Cela fait quelques mois maintenant qu’elle a intégré l’Unité de Vie Protégée de son EHPAD.
Même si Alzheimer progresse tout doucement, cela commençait à devenir dangereux quand elle s’approchait de l’escalier avec son fauteuil afin de discuter avec la secrétaire dans l’entrée.
Ma Mamie.
Ma Mamie, elle ne le sait pas, du moins elle ne le sait plus, mais elle m’apprend un truc à chaque fois que je la vois.
Pour rappel, elle a une fille orthophoniste, et une petite-fille orthophoniste et gérontologue. Autant vous dire qu’elle est plutôt bien surveillée dans son évolution.
Sur le papier, j’ai plein de connaissances, j’ai lu plein de livres, fait plein de formations.
Sur le papier, je transmets mes connaissances, j’écris des livres et je donne des formations.
J’explique le rôle des sens, du lien, du contact, du regard, entre les gens, pour garder une communication optimale.
Y’avait manifestement un détail que j’avais oublié, et que Mamie, aussi Alzheimerisée qu’elle puisse être, est venue me rappeler.
Me voilà donc aller à l’EHPAD en compagnie de ma Maman pour un moment entre filles. Nous avons besoin de transmissions familiales en ce moment.
Ma grand-mère est super forte, elle fait illusion.
Elle est capable de choper des détails dans ce qu’elle voit pour tenir une conversation sans arriver à dire qu’elle n’a absolument aucune idée de l’identité de la personne à laquelle elle s’adresse.

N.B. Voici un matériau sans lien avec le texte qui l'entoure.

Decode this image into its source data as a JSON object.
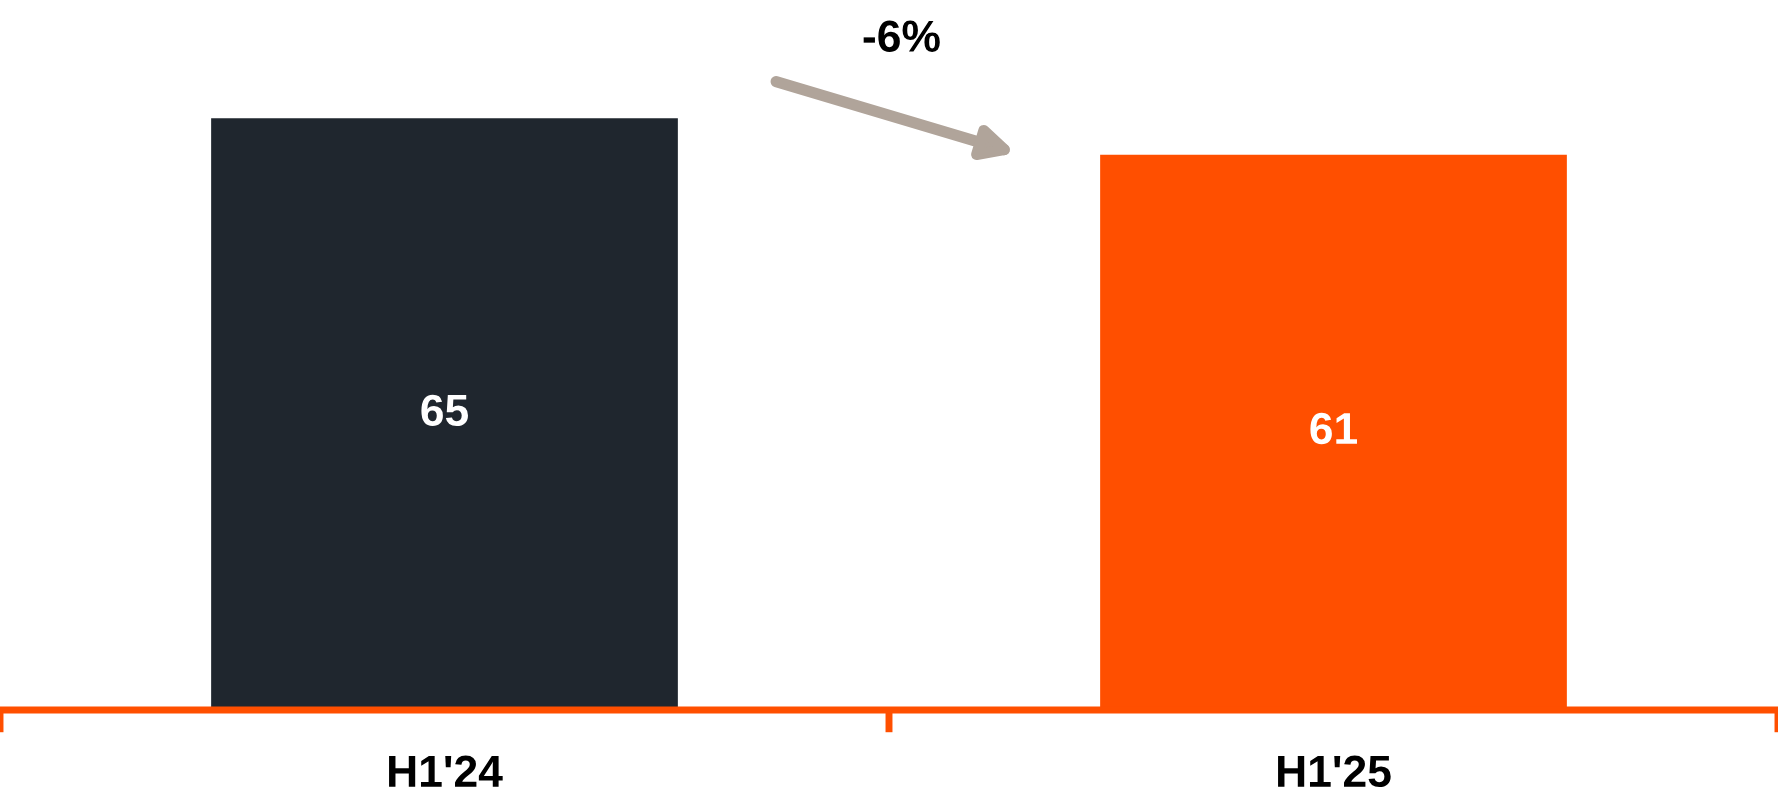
{
  "chart_data": {
    "type": "bar",
    "categories": [
      "H1'24",
      "H1'25"
    ],
    "values": [
      65,
      61
    ],
    "colors": [
      "#1f262e",
      "#ff4f00"
    ],
    "data_labels": true,
    "grid": false,
    "tick_labels": "x",
    "annotations": [
      "-6%"
    ]
  }
}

Personnellement, ça m’est égal qu’elle m’identifie comme sa petite-fille ou pas. Ce qui m’importe c’est qu’elle soit heureuse.
Mais ce jour-là, Maman lui pose LA question.
Au cours de notre conversation, elle lui demande si elle sait qui je suis.
Et Mamie, me regarde attentivement, m’observe et répond :
« Non, je ne me rappelle plus qui tu es. »
Puis elle sourit et elle ajoute :
« Mais je reconnais ta voix »
Feu d’artifice dans mon petit cœur.
Ma voix.
Au-delà du fait que pour une chanteuse et musicienne, savoir que sa voix parvient à l’hippocampe de sa Mamie est une bénédiction, ma chère grand-mère venait de me rappeler combien l’ouïe était importante.
Quand j’étais orthophoniste, pour travailler la mémoire, je m’attachais beaucoup au visuel pour stimuler la mémoire : images, dessins, écrits…
Les seuls moments où l’ouïe était sollicitée était en mode verbalisation.
Mais je n’avais pas pensé à la prosodie, au rythme, à la symphonie du phrasé.
La parole n’est pas que des mots, du sens.
Elle est une mélodie.
C’est une musique.
L’apprentissage que ma Mamie m’a offert ce jour-là, c’est me rappeler que la mémoire ne s’appuie pas que sur le visuel, le paraître.
L’auditif permet d’ancrer autant voire davantage.
Certainement en lien avec les émotions ressenties quand on est sensible à la musicalité.
Et si j’avais à repratiquer l’orthophonie aujourd’hui, je m’attacherais à développer cet aspect artistique du langage.
Sortir du verbal pour entrer dans le non-verbal.
Ajouter le canal musical dans la thérapie orthophonique de la communication.
Jouer une mélodie pour donner du sens aux mots.